前田 うちの会社は昭和26年創業で、私で3代目になります。谷川社長はどちらかといえばお店を出す側、運営する側ですが、私はそういう店舗、業務用施設に家具を製造して販売する業態。これに絞って64年になりますね。
とはいえ、この64年の経済環境の変化で、工場の体制が大きく変わってきています。この15年で国内から中国へ。そしてこの数年は中国の人件費高騰、円安の影響もあって、東南アジアへと移ってきました。その第一弾がカンボジアです。
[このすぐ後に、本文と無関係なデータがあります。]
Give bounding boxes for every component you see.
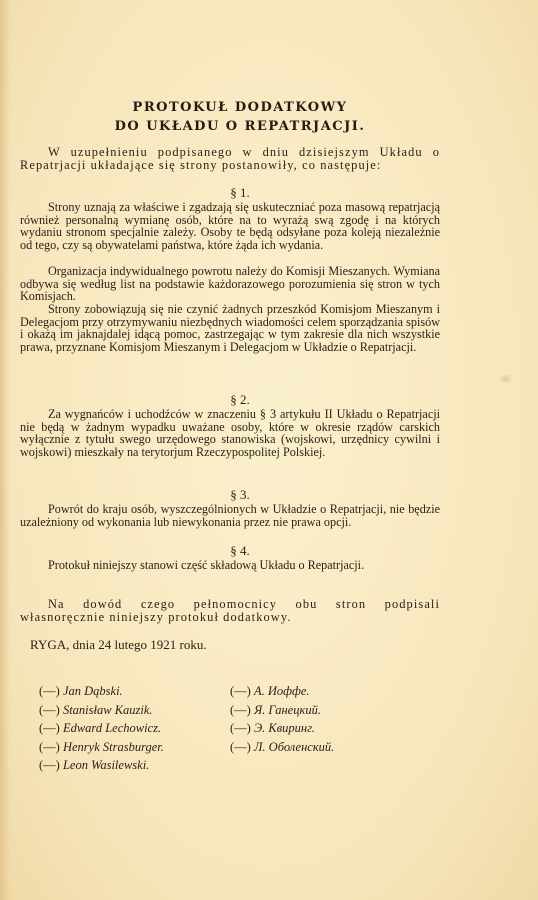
signature-row: (—) Henryk Strasburger. [39, 738, 164, 757]
signatory-name: Л. Оболенский. [254, 740, 334, 754]
signatory-name: Leon Wasilewski. [63, 758, 149, 772]
signature-mark: (—) [39, 684, 60, 698]
signature-row: (—) Э. Квиринг. [230, 719, 334, 738]
paper-stain [500, 375, 512, 383]
closing-paragraph: Na dowód czego pełnomocnicy obu stron po… [20, 598, 440, 623]
intro-paragraph: W uzupełnieniu podpisanego w dniu dzisie… [20, 146, 440, 171]
signature-mark: (—) [230, 721, 251, 735]
signatory-name: Stanisław Kauzik. [63, 703, 153, 717]
section-1-paragraph-1: Strony uznają za właściwe i zgadzają się… [20, 201, 440, 251]
section-3-paragraph-1: Powrót do kraju osób, wyszczególnionych … [20, 503, 440, 528]
signature-row: (—) Leon Wasilewski. [39, 756, 164, 775]
section-heading-1: § 1. [20, 185, 460, 201]
signature-row: (—) Я. Ганецкий. [230, 701, 334, 720]
signature-row: (—) Jan Dąbski. [39, 682, 164, 701]
signatures-soviet: (—) А. Иоффе. (—) Я. Ганецкий. (—) Э. Кв… [230, 682, 334, 756]
signature-mark: (—) [39, 721, 60, 735]
signature-mark: (—) [39, 740, 60, 754]
signatures-polish: (—) Jan Dąbski. (—) Stanisław Kauzik. (—… [39, 682, 164, 775]
signatory-name: Я. Ганецкий. [254, 703, 321, 717]
section-4-paragraph-1: Protokuł niniejszy stanowi część składow… [20, 559, 440, 572]
section-heading-2: § 2. [20, 392, 460, 408]
section-heading-4: § 4. [20, 543, 460, 559]
section-1-paragraph-3: Strony zobowiązują się nie czynić żadnyc… [20, 303, 440, 353]
document-title-line-1: PROTOKUŁ DODATKOWY [20, 100, 460, 115]
document-title-line-2: DO UKŁADU O REPATRJACJI. [20, 119, 460, 134]
signature-row: (—) А. Иоффе. [230, 682, 334, 701]
section-1-paragraph-2: Organizacja indywidualnego powrotu należ… [20, 265, 440, 303]
signatory-name: А. Иоффе. [254, 684, 310, 698]
place-and-date: RYGA, dnia 24 lutego 1921 roku. [30, 637, 207, 653]
signature-mark: (—) [39, 703, 60, 717]
signatory-name: Э. Квиринг. [254, 721, 315, 735]
signature-mark: (—) [230, 740, 251, 754]
signature-row: (—) Stanisław Kauzik. [39, 701, 164, 720]
page-edge-shadow [0, 0, 10, 900]
signature-row: (—) Edward Lechowicz. [39, 719, 164, 738]
signatory-name: Edward Lechowicz. [63, 721, 161, 735]
signature-mark: (—) [230, 684, 251, 698]
signatory-name: Jan Dąbski. [63, 684, 123, 698]
signatory-name: Henryk Strasburger. [63, 740, 164, 754]
signature-row: (—) Л. Оболенский. [230, 738, 334, 757]
section-2-paragraph-1: Za wygnańców i uchodźców w znaczeniu § 3… [20, 408, 440, 458]
signature-mark: (—) [39, 758, 60, 772]
section-heading-3: § 3. [20, 487, 460, 503]
signature-mark: (—) [230, 703, 251, 717]
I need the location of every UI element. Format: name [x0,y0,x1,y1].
高品質の家具をより安く国内の企業に提供するというスタンスで、外食産業、アミューズメント、ブライダル関連、ホテルチェーンなどの施設へ納品するようになっています。
お話にあった海外展開という点で考えると、2019年のラグビーワールドカップ(W杯)、2020年の東京オリンピック/パラリンピックに向けて国内需要は活況を呈する見込みなので、そこに向けて安くて良い製品をどう提供するか、人件費の安い東南アジアでノウハウを確立するというモデルが、2020年までの日本国内市場では重要であろうと考えています。
それ以降はそのモデルを海外へ敷延すること、家庭用の家具を視野に入れることなどを考えています。しかし、家具製造販売というのは、競争は激化していますが、特殊な技術とか特許とかはいらないんですね。一生懸命やれば良い結果が出やすい業界なので、長期的な増収増益を目指していきたいと考えています。
三反田 サービス業を多角展開する谷川さん、家具製造販売のプロの前田さん。対照的なようにも見えるのですが、それぞれ今のお仕事に至る経緯をお聞きしてもいいですか?
谷川 僕は19歳のころ、バンドマンをやっていまして、サンコー(現在、あらきの親会社)が運営していた広島のレンタルショップにアルバイトで入ったのが最初です。当時の僕はモヒカンでギターを弾いて、まあ弾いてるよりは振り回しているのが多かったんですが(笑)、そのレンタル屋の運営しているのも楽しくなってきて、それでずっとサンコーで働くようになりました。
三反田 モヒカンのバンドマンが今や社長(笑)。当時はレンタルレコードの時代ですかね。